An insurer obligated to defend its insured typically has a duty to defend against all claims in a lawsuit against its insured, even where certain specific claims are not covered by the policy. Where more than one insurer covers the same or overlapping risks, however, disputes may arise over allocation of defense costs among the triggered insurance policies. These disputes become more difficult to resolve where a claimant alleges certain claims that are covered by one policy and other claims covered only by a second policy issued by a different insurer. To determine how to allocate defense costs between these policies, courts examine the risks covered by the policies and the other insurance clauses to determine if one policy is excess to the other and to provide guidance as to how, or if, the insurers must share the costs.
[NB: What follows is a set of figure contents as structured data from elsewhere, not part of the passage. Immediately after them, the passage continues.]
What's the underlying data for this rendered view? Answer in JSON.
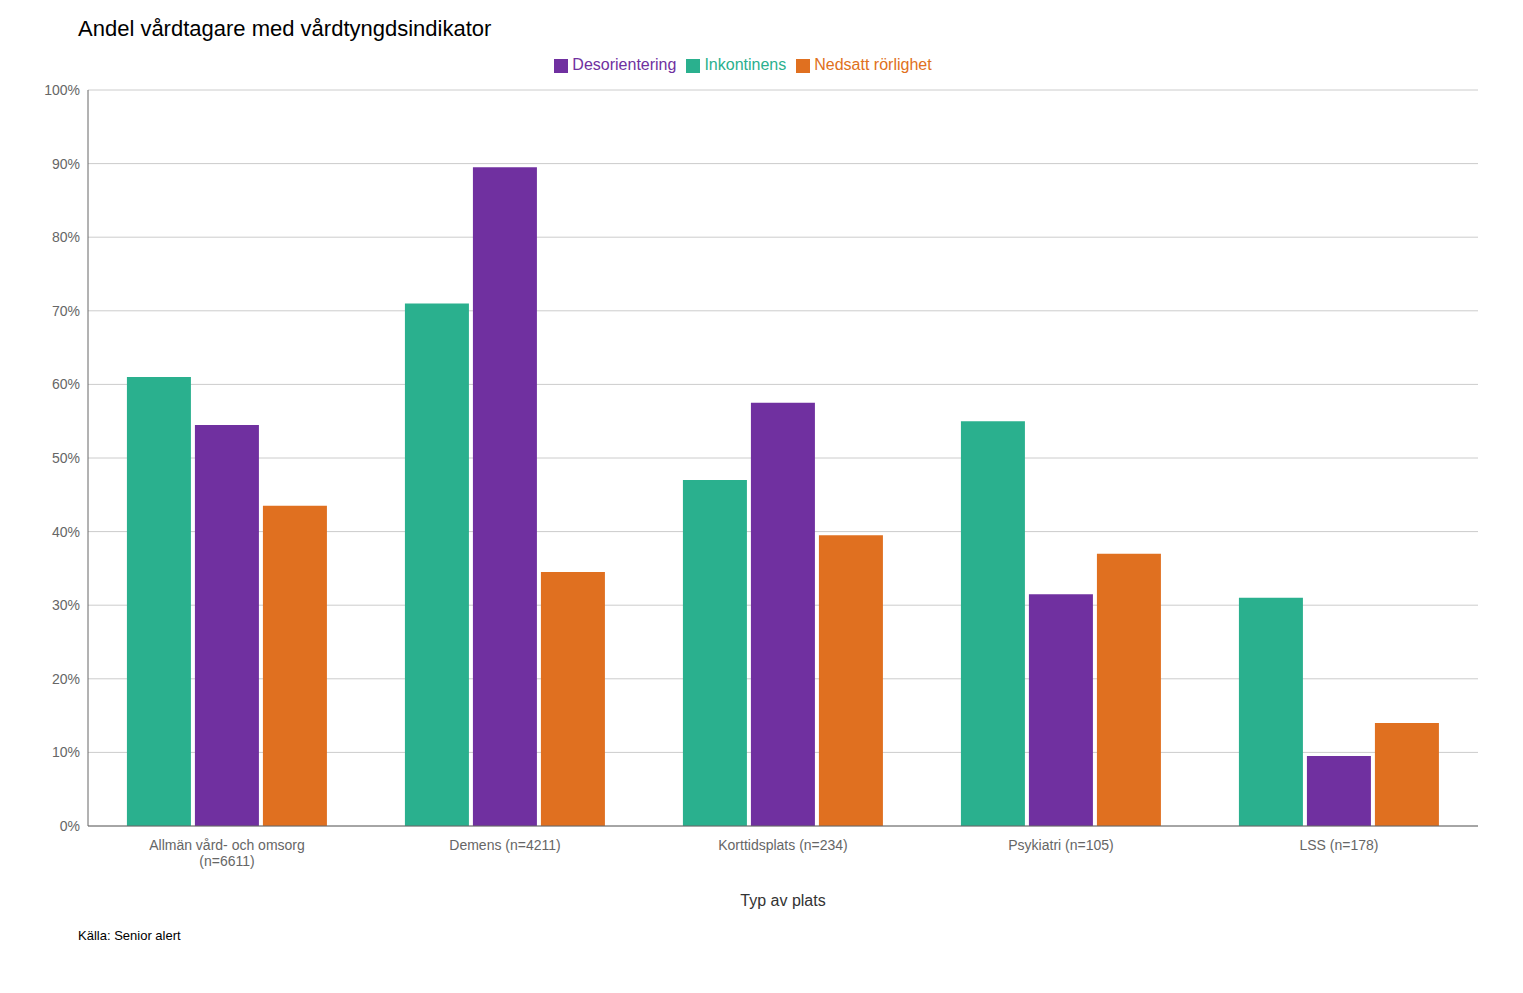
{
  "chart_data": {
    "type": "bar",
    "title": "Andel vårdtagare med vårdtyngdsindikator",
    "xlabel": "Typ av plats",
    "annotations": [
      "Källa: Senior alert"
    ],
    "categories": [
      "Allmän vård- och omsorg\n(n=6611)",
      "Demens (n=4211)",
      "Korttidsplats (n=234)",
      "Psykiatri (n=105)",
      "LSS (n=178)"
    ],
    "series": [
      {
        "name": "Inkontinens",
        "color": "#2ab08e",
        "values": [
          0.61,
          0.71,
          0.47,
          0.55,
          0.31
        ]
      },
      {
        "name": "Desorientering",
        "color": "#7030a0",
        "values": [
          0.545,
          0.895,
          0.575,
          0.315,
          0.095
        ]
      },
      {
        "name": "Nedsatt rörlighet",
        "color": "#e07020",
        "values": [
          0.435,
          0.345,
          0.395,
          0.37,
          0.14
        ]
      }
    ],
    "ylim": [
      0,
      1.0
    ],
    "yticks": [
      {
        "value": 0,
        "label": "0%"
      },
      {
        "value": 0.1,
        "label": "10%"
      },
      {
        "value": 0.2,
        "label": "20%"
      },
      {
        "value": 0.3,
        "label": "30%"
      },
      {
        "value": 0.4,
        "label": "40%"
      },
      {
        "value": 0.5,
        "label": "50%"
      },
      {
        "value": 0.6,
        "label": "60%"
      },
      {
        "value": 0.7,
        "label": "70%"
      },
      {
        "value": 0.8,
        "label": "80%"
      },
      {
        "value": 0.9,
        "label": "90%"
      },
      {
        "value": 1.0,
        "label": "100%"
      }
    ],
    "grid": true,
    "legend": "top"
  }
}
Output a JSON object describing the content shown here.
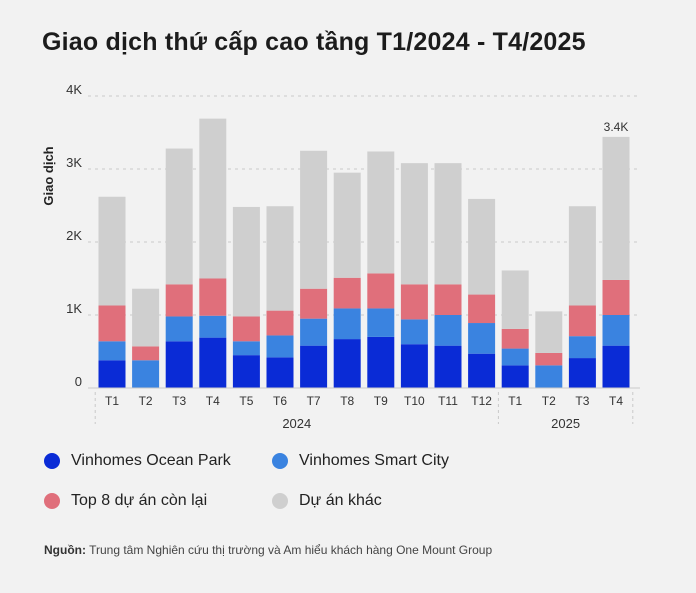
{
  "title": "Giao dịch thứ cấp cao tầng T1/2024 - T4/2025",
  "chart_data": {
    "type": "bar",
    "stacked": true,
    "ylabel": "Giao dịch",
    "ylim": [
      0,
      4000
    ],
    "yticks": [
      0,
      1000,
      2000,
      3000,
      4000
    ],
    "ytick_labels": [
      "0",
      "1K",
      "2K",
      "3K",
      "4K"
    ],
    "grid": "horizontal dashed",
    "categories": [
      "T1",
      "T2",
      "T3",
      "T4",
      "T5",
      "T6",
      "T7",
      "T8",
      "T9",
      "T10",
      "T11",
      "T12",
      "T1",
      "T2",
      "T3",
      "T4"
    ],
    "groups": [
      {
        "label": "2024",
        "start": 0,
        "end": 11
      },
      {
        "label": "2025",
        "start": 12,
        "end": 15
      }
    ],
    "series": [
      {
        "name": "Vinhomes Ocean Park",
        "color": "#0a2bd6",
        "values": [
          380,
          0,
          640,
          690,
          450,
          420,
          580,
          670,
          700,
          600,
          580,
          470,
          310,
          0,
          410,
          580
        ]
      },
      {
        "name": "Vinhomes Smart City",
        "color": "#3a83e0",
        "values": [
          260,
          380,
          340,
          300,
          190,
          300,
          370,
          420,
          390,
          340,
          420,
          420,
          230,
          310,
          300,
          420
        ]
      },
      {
        "name": "Top 8 dự án còn lại",
        "color": "#e06f7b",
        "values": [
          490,
          190,
          440,
          510,
          340,
          340,
          410,
          420,
          480,
          480,
          420,
          390,
          270,
          170,
          420,
          480
        ]
      },
      {
        "name": "Dự án khác",
        "color": "#cfcfcf",
        "values": [
          1490,
          790,
          1860,
          2190,
          1500,
          1430,
          1890,
          1440,
          1670,
          1660,
          1660,
          1310,
          800,
          570,
          1360,
          1960
        ]
      }
    ],
    "annotations": [
      {
        "index": 15,
        "text": "3.4K"
      }
    ]
  },
  "source": {
    "label": "Nguồn:",
    "text": "Trung tâm Nghiên cứu thị trường và Am hiểu khách hàng One Mount Group"
  }
}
Two recent Appellate Division, First Department, decisions have made predicting how courts will resolve disputes over allocation of defense costs more challenging because they appear to adopt different approaches to allocation disputes involving overlapping insurance. In Sport Rock Int’l Inc. v. American Cas. Co. of Reading, Pa.,1 a decision issued in May 2009, the First Department held that where two primary policies cover the same risk but one has an other insurance clause that makes it excess, the duty to defend in the policy with the excess other insurance clause will not be triggered until the other primary policy is exhausted, even if some of the claims alleged against the insured are potentially covered only by the policy with the excess other insurance clause.